As both $V$ and $F$ each have their own respective additive identites, we will denote boldface $\mathbf 0$ to represent the additive identity in $V$. We then say that $V$ is a vector space over the field $F$.

## Definitions

• A subset $S \subseteq V$ is:
• Linearly dependent if there exist (distinct) vectors $\mathbf v_1,\mathbf v_2,\dots,\mathbf v_n \in S$ and scalars $a_1,a_2,\dots,a_n \in F$, with at least one of these scalars non-zero, such that $\sum_{k=1}^n a_k\mathbf v_k = a_1\mathbf v_1 + a_2\mathbf v_2+\dots+a_n\mathbf v_n = \mathbf 0$. Otherwise, we say $S$ is linearly independent.

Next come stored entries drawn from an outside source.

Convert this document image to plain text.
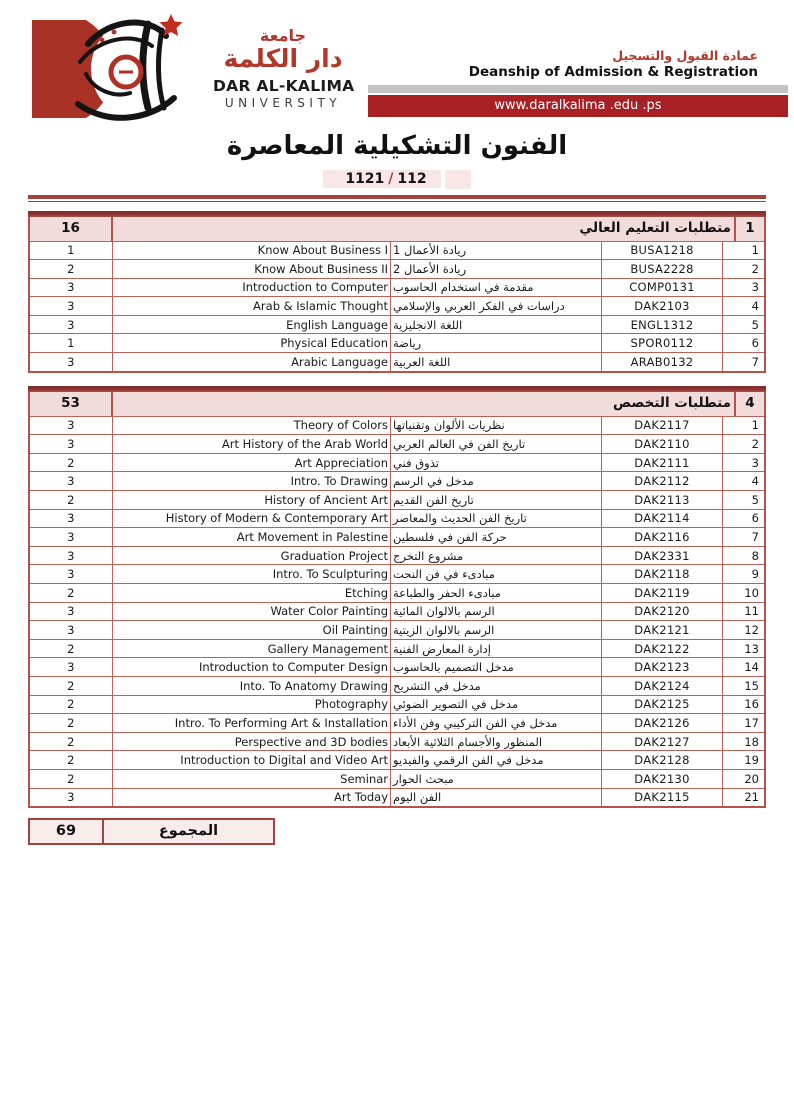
جامعة
دار الكلمة
DAR AL-KALIMA
UNIVERSITY
عمادة القبول والتسجيل
Deanship of Admission & Registration
www.daralkalima .edu .ps
الفنون التشكيلية المعاصرة
1121 / 112
16	متطلبات التعليم العالي	1
1	Know About Business I ريادة الأعمال 1	BUSA1218	1
2	Know About Business II ريادة الأعمال 2	BUSA2228	2
3	Introduction to Computer مقدمة في استخدام الحاسوب	COMP0131	3
3	Arab & Islamic Thought دراسات في الفكر العربي والإسلامي	DAK2103	4
3	English Language اللغة الانجليزية	ENGL1312	5
1	Physical Education رياضة	SPOR0112	6
3	Arabic Language اللغة العربية	ARAB0132	7
53	متطلبات التخصص	4
3	Theory of Colors نظريات الألوان وتقنياتها	DAK2117	1
3	Art History of the Arab World تاريخ الفن في العالم العربي	DAK2110	2
2	Art Appreciation تذوق فني	DAK2111	3
3	Intro. To Drawing مدخل في الرسم	DAK2112	4
2	History of Ancient Art تاريخ الفن القديم	DAK2113	5
3	History of Modern & Contemporary Art تاريخ الفن الحديث والمعاصر	DAK2114	6
3	Art Movement in Palestine حركة الفن في فلسطين	DAK2116	7
3	Graduation Project مشروع التخرج	DAK2331	8
3	Intro. To Sculpturing مبادىء في فن النحت	DAK2118	9
2	Etching مبادىء الحفر والطباعة	DAK2119	10
3	Water Color Painting الرسم بالالوان المائية	DAK2120	11
3	Oil Painting الرسم بالالوان الزيتية	DAK2121	12
2	Gallery Management إدارة المعارض الفنية	DAK2122	13
3	Introduction to Computer Design مدخل التصميم بالحاسوب	DAK2123	14
2	Into. To Anatomy Drawing مدخل في التشريح	DAK2124	15
2	Photography مدخل في التصوير الضوئي	DAK2125	16
2	Intro. To Performing Art & Installation مدخل في الفن التركيبي وفن الأداء	DAK2126	17
2	Perspective and 3D bodies المنظور والأجسام الثلاثية الأبعاد	DAK2127	18
2	Introduction to Digital and Video Art مدخل في الفن الرقمي والفيديو	DAK2128	19
2	Seminar مبحث الحوار	DAK2130	20
3	Art Today الفن اليوم	DAK2115	21
69	المجموع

• A spanning set if, for any $\mathbf v \in V$ there exist vectors $\mathbf v_1,\mathbf v_2,\dots,\mathbf v_n \in S$ and scalars $a_1,a_2,\dots,a_n \in F$ such that $\sum_{k=1}^n a_k\mathbf v_k = a_1\mathbf v_1 + a_2\mathbf v_2+\dots+a_n\mathbf v_n = \mathbf v$. That is to say, any vector in $V$ is a linear combination of vectors in $S$.
• A basis for $V$ if $S$ is linearly independent and a spanning set.

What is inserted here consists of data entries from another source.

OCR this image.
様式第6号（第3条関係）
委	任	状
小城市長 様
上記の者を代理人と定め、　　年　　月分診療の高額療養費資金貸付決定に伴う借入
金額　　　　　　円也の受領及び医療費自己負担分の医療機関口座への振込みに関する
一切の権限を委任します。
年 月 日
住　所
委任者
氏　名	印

• A subspace for $V$ if $S$ is also a subgroup and is closed under scalar multiplication: For any vector $\mathbf w \in S$ and scalar $a \in F$, $a\mathbf w \in S$.
• Given two vector spaces $V$ and $W$ over a field $F$, a function $T:V \rightarrow W$ is a linear transformation if for any $\mathbf u,\mathbf v, \in V$ and $a \in F$, $T\left( \mathbf u + \mathbf v \right) = T\left( \mathbf u \right) + T\left(\mathbf v \right)$ and $T\left(a \mathbf u \right) = aT\left( \mathbf u \right)$. In abstract algebra, this is known as a homomorphism.

## Theorems

• If $\mathcal B$ and $\mathcal C$ are bases for $V$, then they have the same cardinality. That is, there exists a bijective function $f:\mathcal B \rightarrow \mathcal C$ (proof). As such, we may define the dimension of $V$ as the cardinality of any basis for $V$.

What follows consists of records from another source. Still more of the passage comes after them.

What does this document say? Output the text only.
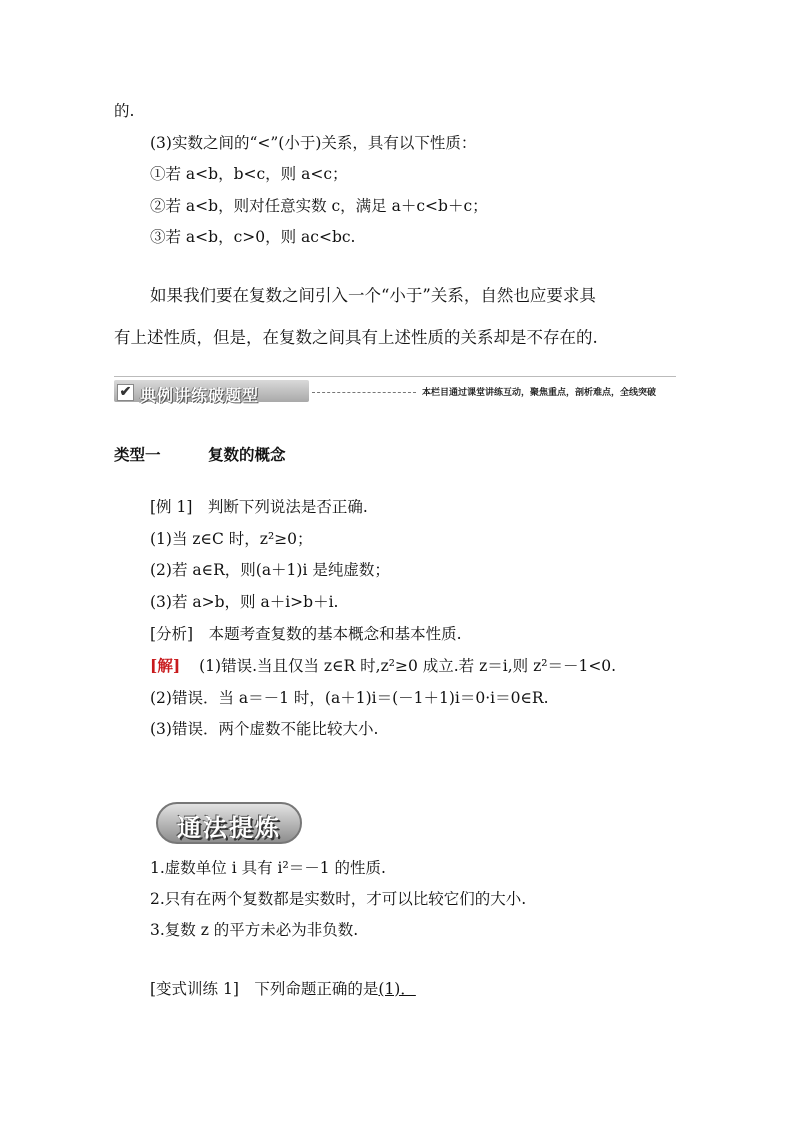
的.
(3)实数之间的“<”(小于)关系，具有以下性质：
①若 a<b，b<c，则 a<c；
②若 a<b，则对任意实数 c，满足 a＋c<b＋c；
③若 a<b，c>0，则 ac<bc.
如果我们要在复数之间引入一个“小于”关系，自然也应要求具
有上述性质，但是，在复数之间具有上述性质的关系却是不存在的.
✔ 典例讲练破题型	本栏目通过课堂讲练互动，聚焦重点，剖析难点，全线突破
类型一	复数的概念
[例 1]　判断下列说法是否正确.
(1)当 z∈C 时，z²≥0；
(2)若 a∈R，则(a＋1)i 是纯虚数；
(3)若 a>b，则 a＋i>b＋i.
[分析]　本题考查复数的基本概念和基本性质.
[解] (1)错误.当且仅当 z∈R 时,z²≥0 成立.若 z＝i,则 z²＝－1<0.
(2)错误．当 a＝－1 时，(a＋1)i＝(－1＋1)i＝0·i＝0∈R.
(3)错误．两个虚数不能比较大小.
通法提炼
1.虚数单位 i 具有 i²＝－1 的性质.
2.只有在两个复数都是实数时，才可以比较它们的大小.
3.复数 z 的平方未必为非负数.
[变式训练 1]　下列命题正确的是(1)．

• Given a basis $\mathcal B = \left\{\mathbf v_1, \mathbf v_2, \mathbf v_3, \dots \right\}$, and linear combinations $\sum_{k=1}^n a_k\mathbf v_k$ and $\sum_{k=1}^n b_k\mathbf v_k$, if $\sum_{k=1}^n a_k\mathbf v_k = \sum_{k=1}^n b_k\mathbf v_k$, then $a_k = b_k$ for each applicable $k$. This is to say any vector in $V$ is a unique linear combination of vectors in $\mathcal B$.